From Josh to Khaliowe: A Young Musician’s Journey to Success
Josh Samadhin’s basement studio is home to his musical artistry.
His closet covers one side of his space, and his studio equipment lines the other. To him, music is not just a method of expression, but a way of connecting and being openly vulnerable.
“I would just rap at my high school (John Fraser Secondary), do little freestyles after school, I’d do rap. I loved the energy that went around during that time, the positivity, the hype.”
Samadhin (a.k.a Khaliowe) made his first track in his dorm room and knew he wanted his passion to be his career.
“There was this show I did, it wasn’t too serious, but I could see people singing back my words. The ones who didn’t know the lyrics were looking at the ones who did, and that whole vibe in the room, the connection, felt amazing,” says Samadhin.
And his second-year dormitory was where it all began.
“One day I was in my dorm and I had a smaller setup. I had an idea from this one youtube video my friend had shown me.
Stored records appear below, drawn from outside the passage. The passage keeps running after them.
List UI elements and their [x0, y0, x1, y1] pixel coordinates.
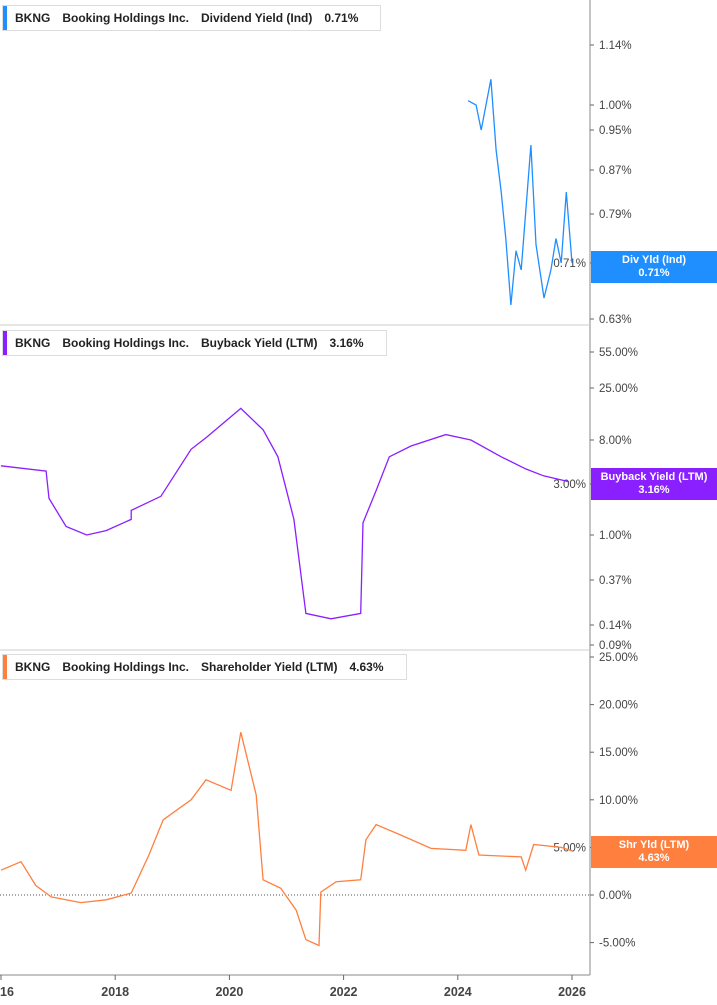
value-tag-buyback: Buyback Yield (LTM) 3.16%	[591, 468, 717, 500]
ticker: BKNG	[15, 336, 51, 350]
tag-label: Buyback Yield (LTM)	[600, 471, 708, 483]
y-tick-label: 1.00%	[599, 530, 632, 542]
y-tick-label: 15.00%	[599, 747, 638, 759]
y-tick-label: -5.00%	[599, 938, 635, 950]
tag-value: 3.16%	[638, 484, 670, 496]
y-tick-label: 10.00%	[599, 795, 638, 807]
metric-name: Buyback Yield (LTM)	[201, 336, 318, 350]
series-line-0	[467, 79, 573, 306]
x-tick-label: 2024	[444, 985, 472, 999]
x-tick-label: 2022	[330, 985, 358, 999]
y-tick-label: 0.95%	[599, 125, 632, 137]
y-tick-label: 25.00%	[599, 383, 638, 395]
series-color-swatch	[3, 331, 7, 355]
metric-value: 4.63%	[349, 660, 384, 674]
series-color-swatch	[3, 655, 7, 679]
y-tick-label: 8.00%	[599, 435, 632, 447]
y-tick-label: 0.71%	[553, 258, 586, 270]
tag-value: 4.63%	[638, 852, 670, 864]
y-tick-label: 20.00%	[599, 700, 638, 712]
x-tick-label: 2018	[101, 985, 129, 999]
company-name: Booking Holdings Inc.	[62, 660, 190, 674]
legend-shareholder: BKNG Booking Holdings Inc. Shareholder Yie…	[2, 654, 407, 680]
x-tick-label: 2020	[215, 985, 243, 999]
tag-label: Shr Yld (LTM)	[618, 839, 690, 851]
legend-dividend: BKNG Booking Holdings Inc. Dividend Yield …	[2, 5, 382, 31]
tag-value: 0.71%	[638, 267, 670, 279]
y-tick-label: 0.79%	[599, 209, 632, 221]
x-tick-label: 2026	[558, 985, 586, 999]
series-line-2	[0, 732, 573, 947]
metric-name: Dividend Yield (Ind)	[201, 11, 313, 25]
company-name: Booking Holdings Inc.	[62, 11, 190, 25]
y-tick-label: 0.87%	[599, 165, 632, 177]
metric-value: 3.16%	[329, 336, 364, 350]
y-tick-label: 0.00%	[599, 890, 632, 902]
ticker: BKNG	[15, 11, 51, 25]
y-tick-label: 1.00%	[599, 100, 632, 112]
y-tick-label: 25.00%	[599, 652, 638, 664]
metric-value: 0.71%	[324, 11, 359, 25]
x-tick-label: 16	[0, 985, 14, 999]
y-tick-label: 0.09%	[599, 640, 632, 652]
y-tick-label: 55.00%	[599, 347, 638, 359]
y-tick-label: 1.14%	[599, 40, 632, 52]
series-line-1	[0, 407, 570, 620]
y-tick-label: 3.00%	[553, 479, 586, 491]
metric-name: Shareholder Yield (LTM)	[201, 660, 338, 674]
tag-label: Div Yld (Ind)	[622, 254, 686, 266]
value-tag-shareholder: Shr Yld (LTM) 4.63%	[591, 836, 717, 868]
y-tick-label: 0.37%	[599, 575, 632, 587]
series-color-swatch	[3, 6, 7, 30]
y-tick-label: 0.63%	[599, 314, 632, 326]
value-tag-dividend: Div Yld (Ind) 0.71%	[591, 251, 717, 283]
legend-buyback: BKNG Booking Holdings Inc. Buyback Yield (…	[2, 330, 387, 356]
company-name: Booking Holdings Inc.	[62, 336, 190, 350]
y-tick-label: 0.14%	[599, 620, 632, 632]
y-tick-label: 5.00%	[553, 842, 586, 854]
ticker: BKNG	[15, 660, 51, 674]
So I made a quick little track, I thought it was pretty cool.”
He then posted it on Soundcloud, hoping that other people would like it too. And after a few slow weeks, his music got the attention he hoped it would:
“I kept putting stuff up and all of a sudden it got picked up. People started listening to it, and once it picked up I felt like yes, I think I can do something with this….I used to sing in choirs, but I never really immersed myself in music. I wanted to play sports and chill with my friends. But it wasn’t until that moment in the second year when I created that song and see how it grew that I figured I could create a lot of things by myself,” says Samadhin.
And so, Khaliowe was born.
“That’s just parts of my two middle names that I squished together,” he says. For him, recognition was important, but so was authenticity.
The idea was to stand out from the crowd and “make people ask” what it meant. That way, people remember it better, says Samadhin.
“The best form of advertisement is testimony. So when someone asks what’s this person’s name, and a friend of mine tells you it’s Khaliowe, you have a much higher chance of retaining it than if I were to be like oh, my name is something really basic,” he says.
On being asked about his inspiration, Samadhin points right at his vision board that sits across his studio mic with “Work with PARTYNEXTDOOR” listed as one of his goals for 2018.
“There was this image of rappers and male musicians back in the day where they had to be tough. They didn’t really expose their vulnerable/softer sides as such. But PARTYNEXTDOOR is one of the artists I connect with most.” The musician is mysterious yet vulnerable, which has influenced Samadin’s style.
For him, it’s the constant need to improve and evolve that drives his progress. “I hear myself getting better, but I still constantly feel the need to improve and feel like I have a lot to learn. I want people to be able to connect to my music,” says Samadhin.
The big question for Samadhin is about success. What does success mean to him? Happiness.
“I’ve been thinking about this a lot lately, and what happiness actually is. Because if we’re being honest, you can never hold on to anything, physical or non-physical, till forever. So success to me is finding happiness.”
It’s not something that can be quantified or limited, he says. “I just feel like things will happen by themselves along with me working hard, and success will be a product of that hard work and dedication.”
He also says that being afraid of making mistakes limits creativity, and that one shouldn’t be afraid to take leaps of faith.
“My biggest advice to young artists I would say, is go, create. And make mistakes. Because as a new anything- say entrepreneur or engineer or musician, anything you do “new” might make you super uncomfortable especially because you’re scared of what’s on the other side of the door. But what’s the worst that could happen?” says Samadhin.